Simple SD data logging solution - working

Hello all,

Storing data on SD takes more than 10 ms, so it is impossible to store data at 100 Hz sample rate in between subsequent samples. The supposed solutions I found on the internet were getting complicated very fast. I wanted something that was both beginner friendly and working at higher sample rates.

The code below is what I came up with. I used a Pro Micro, but I think it will run fine on an Uno or Nano as well. It is currently storing data from a counter at 1000 Hz without missing any 'measurements'.

I hereby challenge all experienced programmers (which I am not) to improve on this code by either making it more beginner friendly or by make it performing better without getting more complicated.

/**************************************************************************

  Problem fixed by this sketch:

    Writing data to SD takes more than 10 ms.
    At 100 Hz sample rate it is impossible to write data to SD between subsequent samples.

  Solution:

    Timer interrupt will sample data into a buffer.
    When the first or second half of the buffer has just been filled, it will toggle the main loop to store that half on SD.

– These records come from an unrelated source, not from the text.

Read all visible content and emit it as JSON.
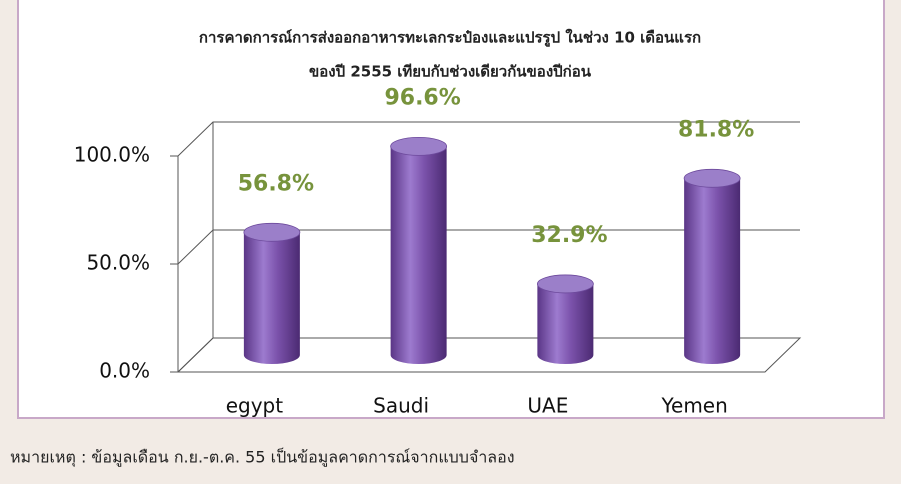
{
  "chart_data": {
    "type": "bar",
    "title": "การคาดการณ์การส่งออกอาหารทะเลกระป๋องและแปรรูป ในช่วง 10 เดือนแรก",
    "subtitle": "ของปี 2555 เทียบกับช่วงเดียวกันของปีก่อน",
    "categories": [
      "egypt",
      "Saudi",
      "UAE",
      "Yemen"
    ],
    "values": [
      56.8,
      96.6,
      32.9,
      81.8
    ],
    "value_labels": [
      "56.8%",
      "96.6%",
      "32.9%",
      "81.8%"
    ],
    "color": "#7b52ab",
    "ylim": [
      0,
      100
    ],
    "yticks": [
      {
        "value": 0,
        "label": "0.0%"
      },
      {
        "value": 50,
        "label": "50.0%"
      },
      {
        "value": 100,
        "label": "100.0%"
      }
    ],
    "grid": true,
    "note": "หมายเหตุ : ข้อมูลเดือน ก.ย.-ต.ค. 55 เป็นข้อมูลคาดการณ์จากแบบจำลอง"
  }
}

 **************************************************************************/

#include <TimerOne.h>
#include <SPI.h>
#include <SdFat.h>
SdFat SD;

#define SD_CS       A1

File dataFile;

int buf[200];
boolean Aready=false;
boolean Bready=false;

int aap=0;
int counter=0;

void setup(void) {
  if (!SD.begin(SD_CS)) {
    while (1);
  }
  dataFile = SD.open("test.csv", O_WRITE | O_CREAT );
  for (int i = 0; i<200; i++)
    buf[i] = 0;
  Timer1.initialize(1000); // 1000 Hz sampling rate
  Timer1.attachInterrupt( ISRtimer1 );
}

void loop() {
  WriteSD();
}

void WriteSD() {
  if(Aready){
    Aready=false;
    for (int i=0;i<100;i++){
      dataFile.print(String(buf[i])+",");
    }
    dataFile.flush();
  }
  if(Bready){
    Bready=false;
    for (int i=100;i<200;i++){
      dataFile.print(String(buf[i])+",");
    }
    dataFile.flush();
  }
}

void ISRtimer1()
{
  aap++;
  buf[counter]=aap;  // aap could be an AnalogRead
  counter++;
  if(counter==100) Aready=true;
  if(counter==200) {
    counter=0;
    Bready=true;
  }
}

Does this code actually work on a Nano or Uno? It didn't for me. It created the file, but that's all.

I just tried using a Nano and it worked as intended. The Uno uses the same microcontroller as the Nano, so should be the same. It takes between 1 to 2 seconds to start and then it pushes out about 5 KB/s in comma separated format: "1,2,3,4,5,6,7,8,9,10,11,12,13,14,".

The fact that the file is created suggest you connected SPI correct. I don't know why yours isn't working. Is your setup working when you upload a standard ReadWrite example from the SD library?

Ok, sorry, I must have had a bad connection or something. It's working now on my Nano.

Well I'm not an expert programmer, but would offer a few suggestions:

As I understand it, all SD libraries store the data that's to be written to a card in their own buffer until they've accumulated 512 bytes, then they write all of that to the card. That's because you can only write a full sector (512 bytes) at a time, not less.

But I think it is critical to a fast logging speed to have at least one additional buffer to accumulate loggings for when extra time is required to write a sector . And your interrupt-driven data samplings is perfect for that.

The way I see it would be to set up a circular buffer to accumulate the data samples. The ISR would fill that buffer, and the main() loop would extract the entries and print them to the card as they become available. The library will take care of the second buffering, so most of the time when you print a value to the card, it will just go into the library's buffer.

It's not critical, but might save some time, if all the resulting csv values are the same length, with leading zeros or spaces, and that length, including the comma, divides evenly into 512.

Flushing is very time consuming, and unnecessary if you can simply close the file at the end of the logging session. My understanding is that flushing is essentially the same as closing the file, which requires not only writing out any remaining data and needed fill, but also updating the directory entry to reflect the new file size, the FAT table to reflect which clusters have been used, and the second copy of the fat in the same way. That's a lot of read/modify/write of sectors, which takes a while. Also, if you flush and it's not on a sector boundary, resuming writing after that can require reading back in the last sector and figuring out where in that sector the actual data left off. So if you can, it's really better to just keep writing the sectors and let the library adjust all the file system entries when your done.